Keyfiliğe Karşı Akıl
            Bu, Vieweg’in 800 sayfalık Hegel biyografisinde gösterdiği gibi, büyük çaplı bir yanlış anlaşılmadır. Çünkü Hegel için var olan her şey “edimsel” değildir. Yalnızca akla uygun olan hakiki edimselliktir; bu hakiki edimsellik dünyayı derininde/içselliğinde/kalbinde bir arada tutar.
            Jena, Heidelberg ve Berlin üniversitelerinde ders vermiş olan Hegel Fransız Devrimi’nin ve eşitlik, özgürlük ve kardeşlik adı altında bir araya gelen özgürlükçü-cumhuriyetçi ideallerin hararetli bir destekçisiydi. Bu sebeple kendisini şüpheli gözlerle takip eden Prusya sansürü tarafından hedef alınmıştı. Kontrolcüleri aldatmak için ilk bakışta konformist görünen ancak gerçekte egemen olan ve makul olmayan koşulların iğneli birer eleştirisi anlamına gelen formülleştirmelerini yayınlarının arasına serpiştirirdi.
            Hegel için devlet fikri öz-bilinçli ve bireysel bir özgürlük ilkesi üzerinde temellenir. Bu bakımdan devletin gayesi tüm vatandaşları için bu özgürlüğün garanti altına alınmasıdır. Bu nedenle Hegel yine de keyfiliği akıl zemininde sınırlandırmak zorundadır.


[1] Yazar burada toplumun bir arada bulunma isteğine gönderme yapıyor olsa gerek.
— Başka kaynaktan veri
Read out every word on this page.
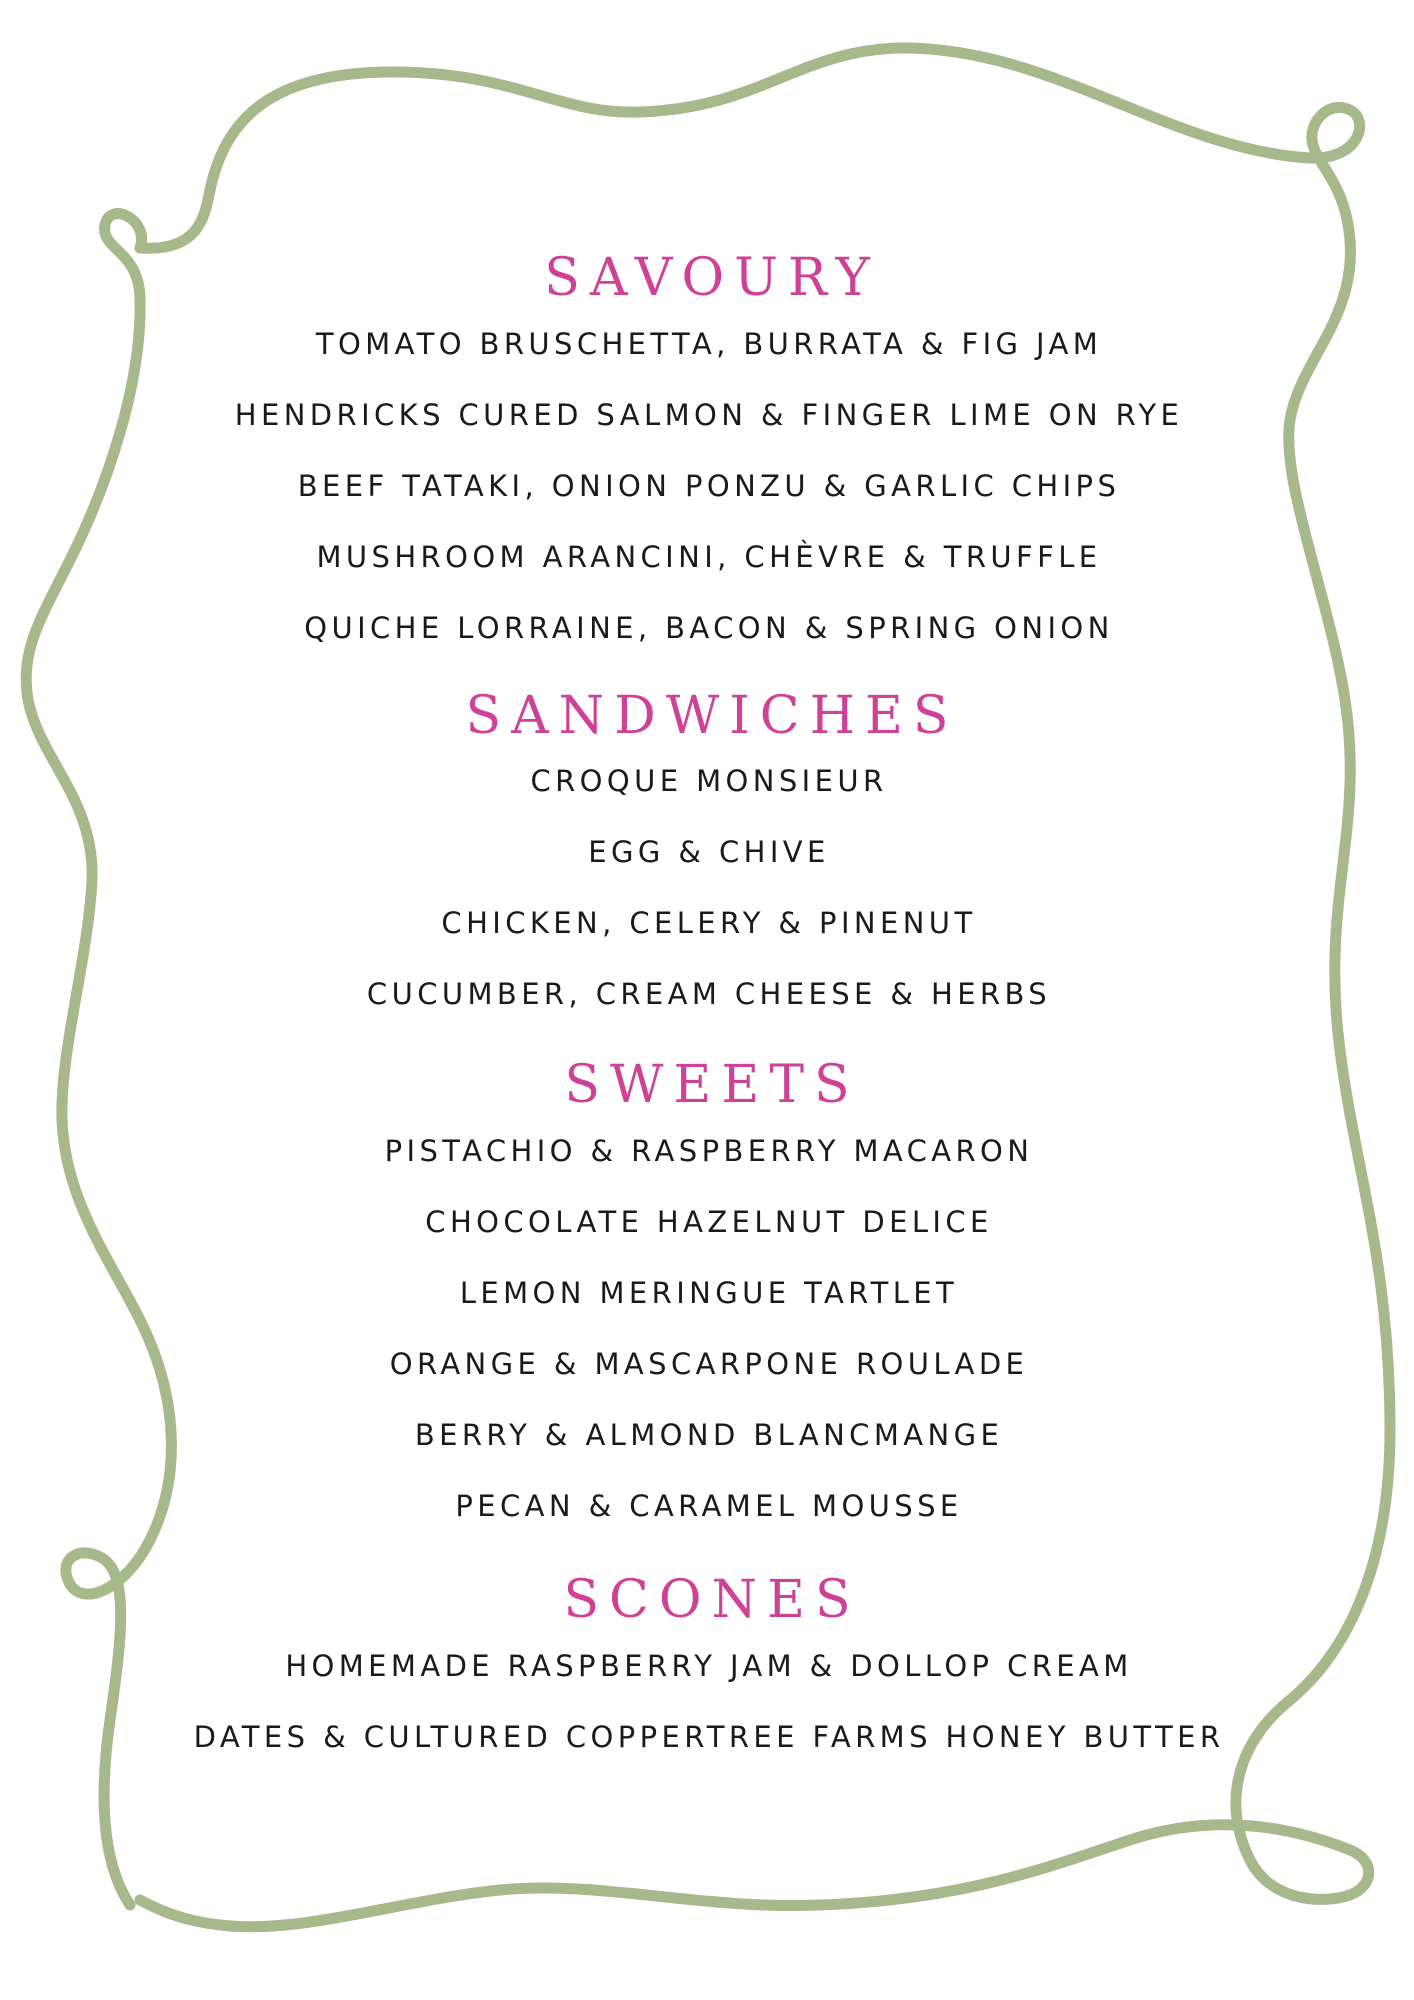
SAVOURY
TOMATO BRUSCHETTA, BURRATA & FIG JAM
HENDRICKS CURED SALMON & FINGER LIME ON RYE
BEEF TATAKI, ONION PONZU & GARLIC CHIPS
MUSHROOM ARANCINI, CHÈVRE & TRUFFLE
QUICHE LORRAINE, BACON & SPRING ONION
SANDWICHES
CROQUE MONSIEUR
EGG & CHIVE
CHICKEN, CELERY & PINENUT
CUCUMBER, CREAM CHEESE & HERBS
SWEETS
PISTACHIO & RASPBERRY MACARON
CHOCOLATE HAZELNUT DELICE
LEMON MERINGUE TARTLET
ORANGE & MASCARPONE ROULADE
BERRY & ALMOND BLANCMANGE
PECAN & CARAMEL MOUSSE
SCONES
HOMEMADE RASPBERRY JAM & DOLLOP CREAM
DATES & CULTURED COPPERTREE FARMS HONEY BUTTER
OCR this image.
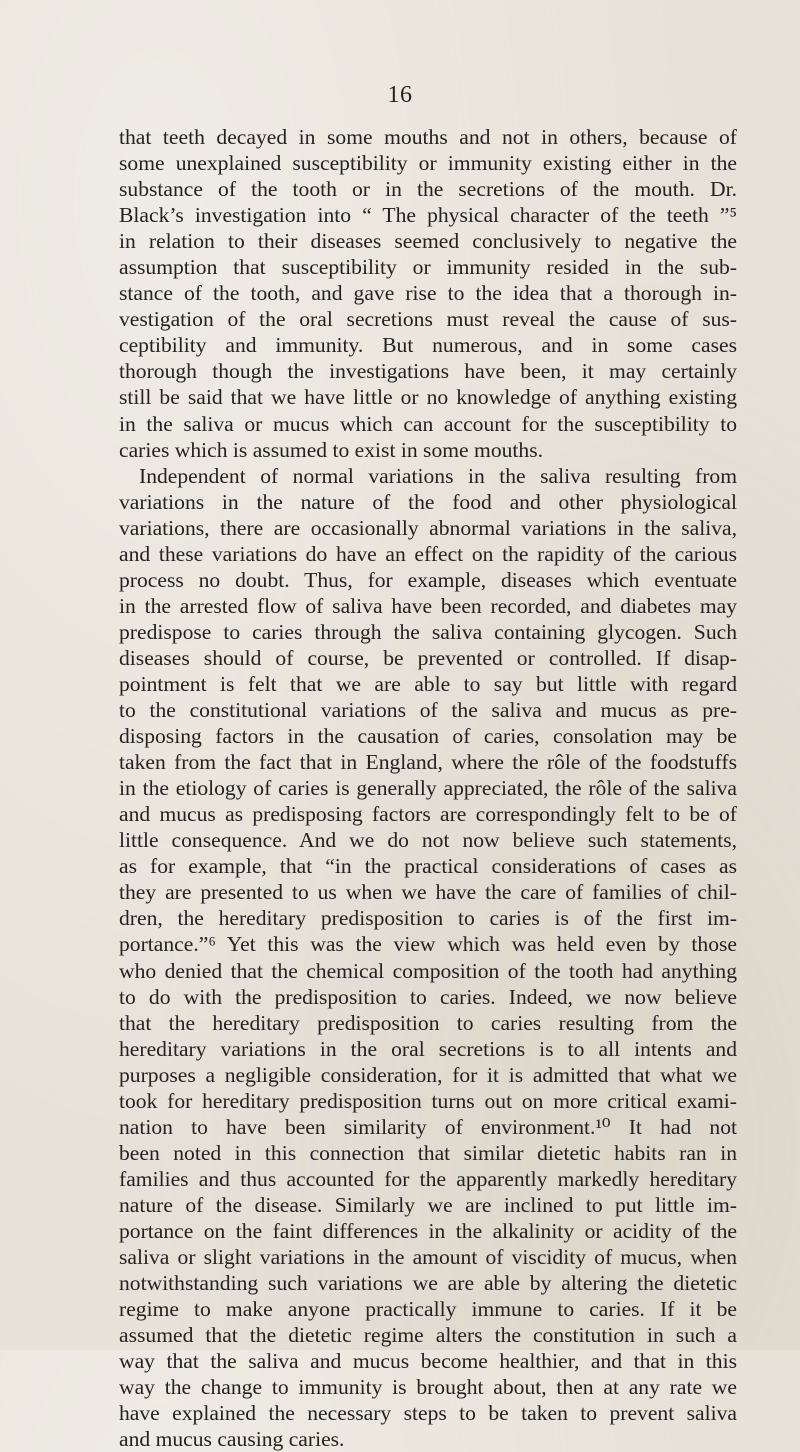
16
that teeth decayed in some mouths and not in others, because of
some unexplained susceptibility or immunity existing either in the
substance of the tooth or in the secretions of the mouth. Dr.
Black’s investigation into “ The physical character of the teeth ”⁵
in relation to their diseases seemed conclusively to negative the
assumption that susceptibility or immunity resided in the sub-
stance of the tooth, and gave rise to the idea that a thorough in-
vestigation of the oral secretions must reveal the cause of sus-
ceptibility and immunity. But numerous, and in some cases
thorough though the investigations have been, it may certainly
still be said that we have little or no knowledge of anything existing
in the saliva or mucus which can account for the susceptibility to
caries which is assumed to exist in some mouths.
Independent of normal variations in the saliva resulting from
variations in the nature of the food and other physiological
variations, there are occasionally abnormal variations in the saliva,
and these variations do have an effect on the rapidity of the carious
process no doubt. Thus, for example, diseases which eventuate
in the arrested flow of saliva have been recorded, and diabetes may
predispose to caries through the saliva containing glycogen. Such
diseases should of course, be prevented or controlled. If disap-
pointment is felt that we are able to say but little with regard
to the constitutional variations of the saliva and mucus as pre-
disposing factors in the causation of caries, consolation may be
taken from the fact that in England, where the rôle of the foodstuffs
in the etiology of caries is generally appreciated, the rôle of the saliva
and mucus as predisposing factors are correspondingly felt to be of
little consequence. And we do not now believe such statements,
as for example, that “in the practical considerations of cases as
they are presented to us when we have the care of families of chil-
dren, the hereditary predisposition to caries is of the first im-
portance.”⁶ Yet this was the view which was held even by those
who denied that the chemical composition of the tooth had anything
to do with the predisposition to caries. Indeed, we now believe
that the hereditary predisposition to caries resulting from the
hereditary variations in the oral secretions is to all intents and
purposes a negligible consideration, for it is admitted that what we
took for hereditary predisposition turns out on more critical exami-
nation to have been similarity of environment.¹⁰ It had not
been noted in this connection that similar dietetic habits ran in
families and thus accounted for the apparently markedly hereditary
nature of the disease. Similarly we are inclined to put little im-
portance on the faint differences in the alkalinity or acidity of the
saliva or slight variations in the amount of viscidity of mucus, when
notwithstanding such variations we are able by altering the dietetic
regime to make anyone practically immune to caries. If it be
assumed that the dietetic regime alters the constitution in such a
way that the saliva and mucus become healthier, and that in this
way the change to immunity is brought about, then at any rate we
have explained the necessary steps to be taken to prevent saliva
and mucus causing caries.
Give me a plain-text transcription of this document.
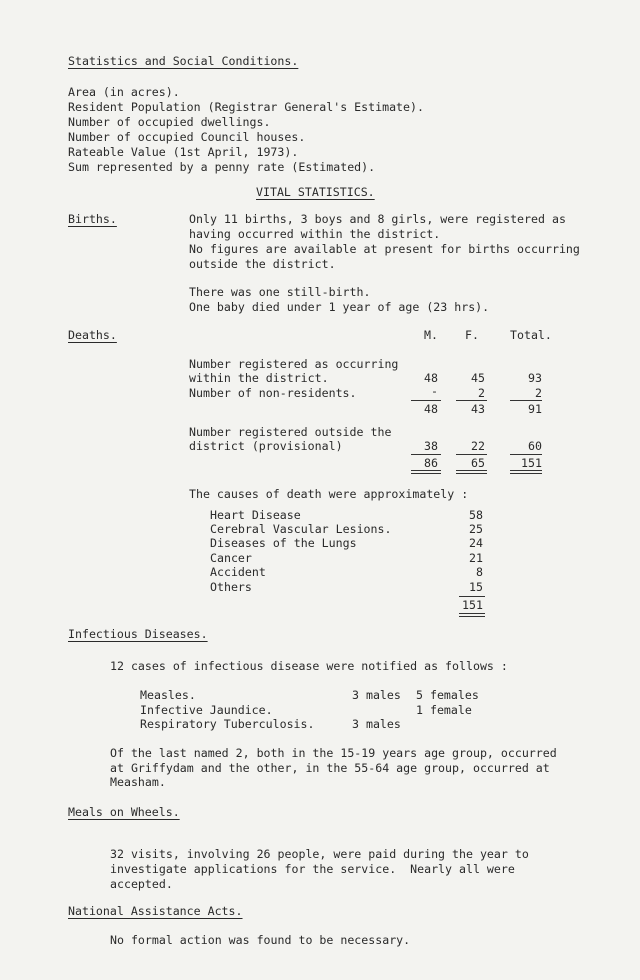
Statistics and Social Conditions.
Area (in acres).
Resident Population (Registrar General's Estimate).
Number of occupied dwellings.
Number of occupied Council houses.
Rateable Value (1st April, 1973).
Sum represented by a penny rate (Estimated).
VITAL STATISTICS.
Births.	Only 11 births, 3 boys and 8 girls, were registered as
having occurred within the district.
No figures are available at present for births occurring
outside the district.
There was one still-birth.
One baby died under 1 year of age (23 hrs).
Deaths.	M. F.	Total.
Number registered as occurring
within the district.	48	45	93
Number of non-residents.	-	2	2
48	43	91
Number registered outside the
district (provisional)	38	22	60
86	65	151
The causes of death were approximately :
Heart Disease	58
Cerebral Vascular Lesions.	25
Diseases of the Lungs	24
Cancer	21
Accident	8
Others	15
151
Infectious Diseases.
12 cases of infectious disease were notified as follows :
Measles.	3 males 5 females
Infective Jaundice.	1 female
Respiratory Tuberculosis.	3 males
Of the last named 2, both in the 15-19 years age group, occurred
at Griffydam and the other, in the 55-64 age group, occurred at
Measham.
Meals on Wheels.
32 visits, involving 26 people, were paid during the year to
investigate applications for the service.  Nearly all were
accepted.
National Assistance Acts.
No formal action was found to be necessary.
[2] Bu cümlenin “Rasyonel olan gerçek; gerçek olan rasyoneldir,” şeklinde yapılan yaygın çevirisi “wirklich” sıfatını tam olarak karşılayamıyor bana kalırsa, bu bakımdan “edimsel” sıfatını tercih ettim. “Vernünftig” ise “rasyonel” sıfatının Türkçedeki kişi gönderiminden dolayı pek uygun değil; o nedenle daha kapsayıcı olan “makul” sıfatını tercih ettim.